La storia del riscatto di Cyberpunk 2077 non è ancora finita del tutto, almeno secondo chi guida CD Projekt RED. Il co amministratore delegato dello studio polacco, Michał Nowakowski, ha ammesso senza troppi giri di parole che il percorso per recuperare la fiducia dei giocatori delusi è ancora a metà strada, e che la speranza ora è tutta riposta in The Witcher 4 o magari in qualche progetto futuro ancora più in là nel tempo.
Vale la pena ricordare da dove arriva tutto questo. La reputazione impeccabile dello studio subì un colpo durissimo proprio con il lancio di Cyberpunk 2077, soprattutto a causa dei bug enormi e di prestazioni davvero deludenti sulle console della generazione precedente. Una situazione talmente grave che Sony arrivò a togliere il gioco dal PlayStation Store, riammettendolo solo qualche mese dopo, una volta sistemati i problemi più seri.
Cyberpunk 2077: dal disastro alla rinascita
Gli sviluppatori si sono rimboccati le maniche per anni, lavorando sodo su tutti i problemi tecnici e migliorando contenuti e funzionalità del gioco. Il punto di svolta è arrivato con l’Update 2.0 e con l’espansione Phantom Liberty, accolti entrambi in maniera ottima e capaci di rendere di nuovo appetibile il titolo agli occhi del pubblico. I numeri parlano chiaro, visto che lo scorso novembre Cyberpunk 2077 aveva venduto 35 milioni di copie.
Ora però lo studio ha la testa altrove, concentrata quasi del tutto su The Witcher 4. E la domanda che tutti si fanno è semplice. La community ha davvero perdonato CD Projekt RED? Nowakowski, in un’intervista, ha risposto con una sincerità che non capita spesso di sentire dai vertici di un’azienda.

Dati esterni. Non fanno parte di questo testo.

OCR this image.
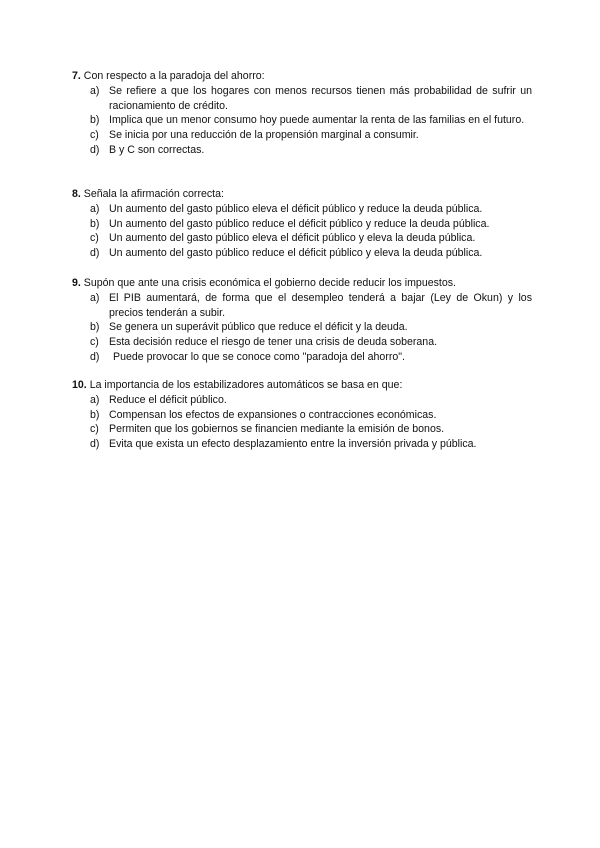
7. Con respecto a la paradoja del ahorro:
a) Se refiere a que los hogares con menos recursos tienen más probabilidad de sufrir un racionamiento de crédito.
b) Implica que un menor consumo hoy puede aumentar la renta de las familias en el futuro.
c) Se inicia por una reducción de la propensión marginal a consumir.
d) B y C son correctas.
8. Señala la afirmación correcta:
a) Un aumento del gasto público eleva el déficit público y reduce la deuda pública.
b) Un aumento del gasto público reduce el déficit público y reduce la deuda pública.
c) Un aumento del gasto público eleva el déficit público y eleva la deuda pública.
d) Un aumento del gasto público reduce el déficit público y eleva la deuda pública.
9. Supón que ante una crisis económica el gobierno decide reducir los impuestos.
a) El PIB aumentará, de forma que el desempleo tenderá a bajar (Ley de Okun) y los precios tenderán a subir.
b) Se genera un superávit público que reduce el déficit y la deuda.
c) Esta decisión reduce el riesgo de tener una crisis de deuda soberana.
d)	Puede provocar lo que se conoce como "paradoja del ahorro".
10. La importancia de los estabilizadores automáticos se basa en que:
a) Reduce el déficit público.
b) Compensan los efectos de expansiones o contracciones económicas.
c) Permiten que los gobiernos se financien mediante la emisión de bonos.
d) Evita que exista un efecto desplazamiento entre la inversión privada y pública.
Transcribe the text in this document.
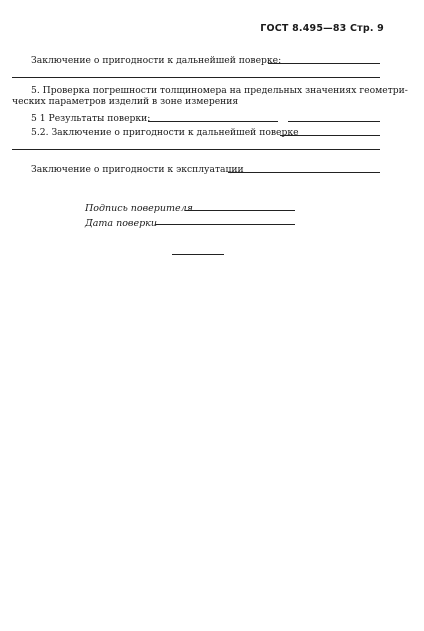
ГОСТ 8.495—83 Стр. 9
Заключение о пригодности к дальнейшей поверке:
5. Проверка погрешности толщиномера на предельных значениях геометри-
ческих параметров изделий в зоне измерения
5 1 Результаты поверки:
5.2. Заключение о пригодности к дальнейшей поверке
Заключение о пригодности к эксплуатации
Подпись поверителя
Дата поверки
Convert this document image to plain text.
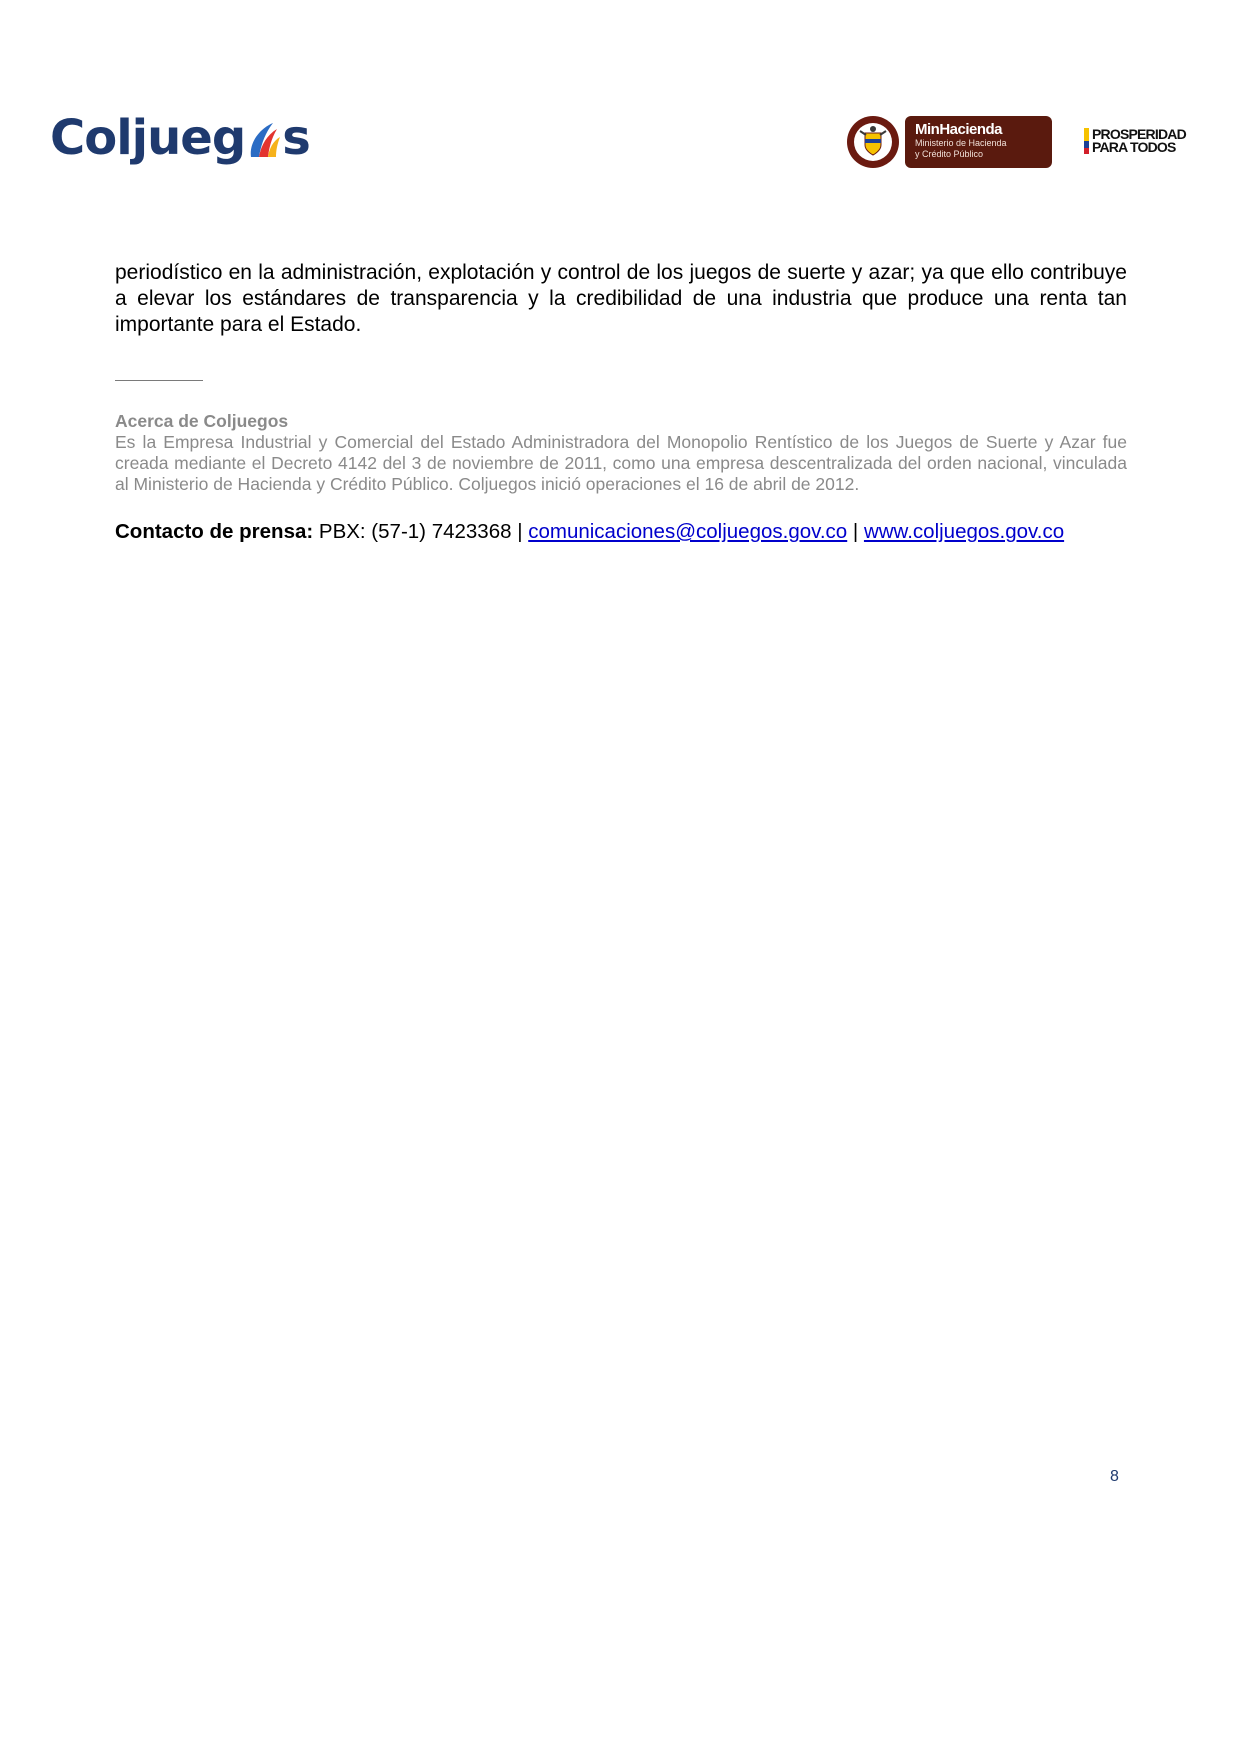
Coljueg s	MinHacienda
Ministerio de Hacienda
y Crédito Público
PROSPERIDAD
PARA TODOS

periodístico en la administración, explotación y control de los juegos de suerte y azar; ya que ello contribuye a elevar los estándares de transparencia y la credibilidad de una industria que produce una renta tan importante para el Estado.

Acerca de Coljuegos

Es la Empresa Industrial y Comercial del Estado Administradora del Monopolio Rentístico de los Juegos de Suerte y Azar fue creada mediante el Decreto 4142 del 3 de noviembre de 2011, como una empresa descentralizada del orden nacional, vinculada al Ministerio de Hacienda y Crédito Público. Coljuegos inició operaciones el 16 de abril de 2012.

Contacto de prensa: PBX: (57-1) 7423368 | comunicaciones@coljuegos.gov.co | www.coljuegos.gov.co
8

“Non sono convinto al cento per cento di aver completato tutto il percorso di redenzione. Sono convinto che abbiamo perso la fiducia di alcune persone in modo definitivo, ed è giusto così. Ma spero che riusciremo a riconquistarla, se non con The Witcher 4, allora con qualunque cosa verrà dopo.”
C’è però un risvolto positivo in tutta questa sofferenza, e il dirigente lo ha sottolineato. Gli sviluppatori oggi sono dei “veterani temprati dalle battaglie”, leader capaci di portare sulle spalle sfide di tutt’altro tipo.
Un piano lungo dieci anni
Le ambizioni dello studio sono enormi. C’è un piano che copre più di dieci anni e che comprende la nuova trilogia di The Witcher, il remake del primo capitolo affidato a Fool’s Theory, Project Sirius, ovvero lo spin off multiplayer reboot in mano a Molasses Flood, ora parte di CDPR, poi Cyberpunk 2 e il misterioso nuovo marchio Project Hadar.
Detto questo, Nowakowski ha voluto chiarire un punto che a molti sta a cuore. CDPR non diventerà mai uno studio che sforna un gioco all’anno.
“Il nostro sogno è realizzare più giochi, anche se non vogliamo mai diventare lo studio che lancia un grande titolo ogni anno. Potrebbe succedere, ma non è quello l’obiettivo. Abbiamo un piano decennale di massima, però lo scopo non è inondare il mercato di giochi CDPR. Vogliamo solo fare giochi davvero belli, e non vogliamo nemmeno avere una marea di IP. Non abbiamo intenzione di crescere in quel modo.”
Il primo banco di prova vero con la community arriverà il prossimo anno, con l’uscita di The Witcher 3: Wild Hunt – Songs of the Past, la terza espansione del pluripremiato action RPG open world. Lo sviluppo è in collaborazione con Fool’s Theory, ma saranno gli occhi puntati su CDPR a contare di più, proprio per via di quanto accaduto con Cyberpunk 2077.